Цыкнув на них, Фома отпустил соседа с Богом. Петр не обижался на него. Он знал, что в душе Фома был человеком добрым. Случись что, тот, как правило, одним из первых приходил соседям на помощь. Что же касалось своей личной жизни, то Петр этот вопрос для себя уже давно решил: он всецело посвятит ее вере. «В этом мире все грешно, – уверял он себя. – И каждому воздастся по его заслугам. Проживу, сколько отпущено, в праведности да буду потом вечно с моим Господом».

Многие люди панически боятся смерти и последующего божьего наказания за свои мнимые или реальные грехи. Проживая год за годом в страхе, они так и не успевают узнать, что такое жизнь, не испытывают ее очарование.

Так и продолжали жить в одном дворе праведник Петр да грешник Фома. Каждый раз, услышав мощный голос своего пьяного соседа, распевающего любимую песню про долю каторжанина, Петр привычно осенял себя крестным знамением и приступал к молитве во спасение душ всех заблудших. Божий человек верил, что его молитвы имеют особую силу, иначе как объяснить тот факт, что несколько раз, встретившись во дворе, сосед высказывался как на духу, что сожалеет о своей греховности и вот-вот де изменится?

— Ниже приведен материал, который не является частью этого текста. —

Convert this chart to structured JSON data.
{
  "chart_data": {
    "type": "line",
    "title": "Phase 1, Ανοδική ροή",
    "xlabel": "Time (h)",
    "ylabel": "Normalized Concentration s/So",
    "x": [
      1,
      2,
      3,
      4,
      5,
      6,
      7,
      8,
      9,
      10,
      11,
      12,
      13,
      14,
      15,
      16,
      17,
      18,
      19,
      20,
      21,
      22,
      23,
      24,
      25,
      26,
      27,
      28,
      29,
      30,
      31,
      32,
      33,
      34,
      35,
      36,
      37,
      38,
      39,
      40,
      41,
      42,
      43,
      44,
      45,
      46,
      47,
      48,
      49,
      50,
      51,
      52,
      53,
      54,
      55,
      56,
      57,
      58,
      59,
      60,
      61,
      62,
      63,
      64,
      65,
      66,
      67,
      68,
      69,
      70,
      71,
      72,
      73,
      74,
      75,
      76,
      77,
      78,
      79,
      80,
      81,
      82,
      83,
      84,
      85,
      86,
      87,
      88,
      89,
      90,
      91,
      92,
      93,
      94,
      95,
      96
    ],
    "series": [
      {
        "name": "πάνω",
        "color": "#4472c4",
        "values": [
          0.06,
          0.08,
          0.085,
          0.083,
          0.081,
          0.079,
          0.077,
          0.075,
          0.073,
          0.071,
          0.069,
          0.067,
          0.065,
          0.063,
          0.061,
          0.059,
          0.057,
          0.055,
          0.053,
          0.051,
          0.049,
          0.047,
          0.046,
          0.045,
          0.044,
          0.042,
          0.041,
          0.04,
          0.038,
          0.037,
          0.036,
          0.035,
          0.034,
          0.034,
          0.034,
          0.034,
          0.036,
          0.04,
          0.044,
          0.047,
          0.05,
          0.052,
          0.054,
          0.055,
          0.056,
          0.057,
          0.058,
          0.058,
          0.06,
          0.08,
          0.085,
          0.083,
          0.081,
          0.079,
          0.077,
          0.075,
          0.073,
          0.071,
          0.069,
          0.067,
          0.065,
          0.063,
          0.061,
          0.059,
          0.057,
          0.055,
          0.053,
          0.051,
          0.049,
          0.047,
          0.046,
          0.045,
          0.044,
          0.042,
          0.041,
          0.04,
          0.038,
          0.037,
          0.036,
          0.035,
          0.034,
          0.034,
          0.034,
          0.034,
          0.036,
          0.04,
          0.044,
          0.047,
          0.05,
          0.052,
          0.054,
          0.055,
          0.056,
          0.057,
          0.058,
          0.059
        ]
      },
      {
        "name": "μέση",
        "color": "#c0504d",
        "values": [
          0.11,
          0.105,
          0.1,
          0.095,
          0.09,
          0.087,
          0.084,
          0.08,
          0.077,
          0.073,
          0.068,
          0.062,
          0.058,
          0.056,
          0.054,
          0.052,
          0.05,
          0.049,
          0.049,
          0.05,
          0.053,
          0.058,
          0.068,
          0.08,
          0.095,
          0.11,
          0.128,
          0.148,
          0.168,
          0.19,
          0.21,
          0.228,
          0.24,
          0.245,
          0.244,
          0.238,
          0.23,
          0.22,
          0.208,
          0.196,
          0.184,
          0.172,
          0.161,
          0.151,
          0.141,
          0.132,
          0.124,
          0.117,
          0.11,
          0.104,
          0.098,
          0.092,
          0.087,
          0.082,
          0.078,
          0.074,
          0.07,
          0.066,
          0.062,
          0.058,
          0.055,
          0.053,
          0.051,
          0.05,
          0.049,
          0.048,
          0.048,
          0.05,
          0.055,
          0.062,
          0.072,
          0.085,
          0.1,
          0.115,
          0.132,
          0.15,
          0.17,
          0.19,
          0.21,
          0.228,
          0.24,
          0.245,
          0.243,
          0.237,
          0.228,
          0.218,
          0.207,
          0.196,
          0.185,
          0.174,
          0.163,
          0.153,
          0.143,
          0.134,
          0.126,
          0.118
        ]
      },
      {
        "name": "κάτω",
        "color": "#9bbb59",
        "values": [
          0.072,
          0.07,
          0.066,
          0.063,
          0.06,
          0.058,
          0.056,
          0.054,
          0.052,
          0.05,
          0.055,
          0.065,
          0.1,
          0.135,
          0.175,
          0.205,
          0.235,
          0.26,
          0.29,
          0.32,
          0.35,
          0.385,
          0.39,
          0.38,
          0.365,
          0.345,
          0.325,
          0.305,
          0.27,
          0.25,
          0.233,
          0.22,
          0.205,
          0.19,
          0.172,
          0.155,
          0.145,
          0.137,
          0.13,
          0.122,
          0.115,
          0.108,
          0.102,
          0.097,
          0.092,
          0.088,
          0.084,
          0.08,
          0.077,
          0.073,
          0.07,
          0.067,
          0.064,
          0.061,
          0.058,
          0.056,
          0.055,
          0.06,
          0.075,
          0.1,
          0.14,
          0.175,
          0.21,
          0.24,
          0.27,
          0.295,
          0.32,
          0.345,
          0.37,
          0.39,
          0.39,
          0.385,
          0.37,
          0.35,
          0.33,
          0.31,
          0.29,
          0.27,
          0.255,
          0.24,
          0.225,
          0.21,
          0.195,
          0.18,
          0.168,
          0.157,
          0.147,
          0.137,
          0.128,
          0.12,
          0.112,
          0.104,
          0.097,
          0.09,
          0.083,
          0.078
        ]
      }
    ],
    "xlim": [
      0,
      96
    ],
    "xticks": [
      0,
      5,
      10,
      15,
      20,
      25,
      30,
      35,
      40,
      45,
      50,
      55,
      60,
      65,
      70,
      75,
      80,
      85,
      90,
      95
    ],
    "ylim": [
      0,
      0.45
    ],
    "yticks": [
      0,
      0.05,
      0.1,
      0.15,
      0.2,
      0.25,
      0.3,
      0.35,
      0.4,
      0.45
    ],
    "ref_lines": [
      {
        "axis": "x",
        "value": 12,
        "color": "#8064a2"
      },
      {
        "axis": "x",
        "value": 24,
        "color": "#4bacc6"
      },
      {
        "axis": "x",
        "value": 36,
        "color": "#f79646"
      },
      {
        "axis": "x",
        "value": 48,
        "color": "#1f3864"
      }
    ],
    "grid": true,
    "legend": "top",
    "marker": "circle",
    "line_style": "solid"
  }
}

– Молись за меня, Петюня, молись! – горячо говорил Фома, обдавая вчерашним перегаром. – Ты у нас один такой святой человек. Должен же кто-то нас отмаливать! Хоть и страшно перед Богом после твоих проповедей, да слабости наши человеческие не пересилить, так-то вот. Как говорится, Петюня: хотелось бы в рай, да грехи не пускают! В тяжелое время живем – время стресса и страстей. Не запьешь их водярой – помереть можно.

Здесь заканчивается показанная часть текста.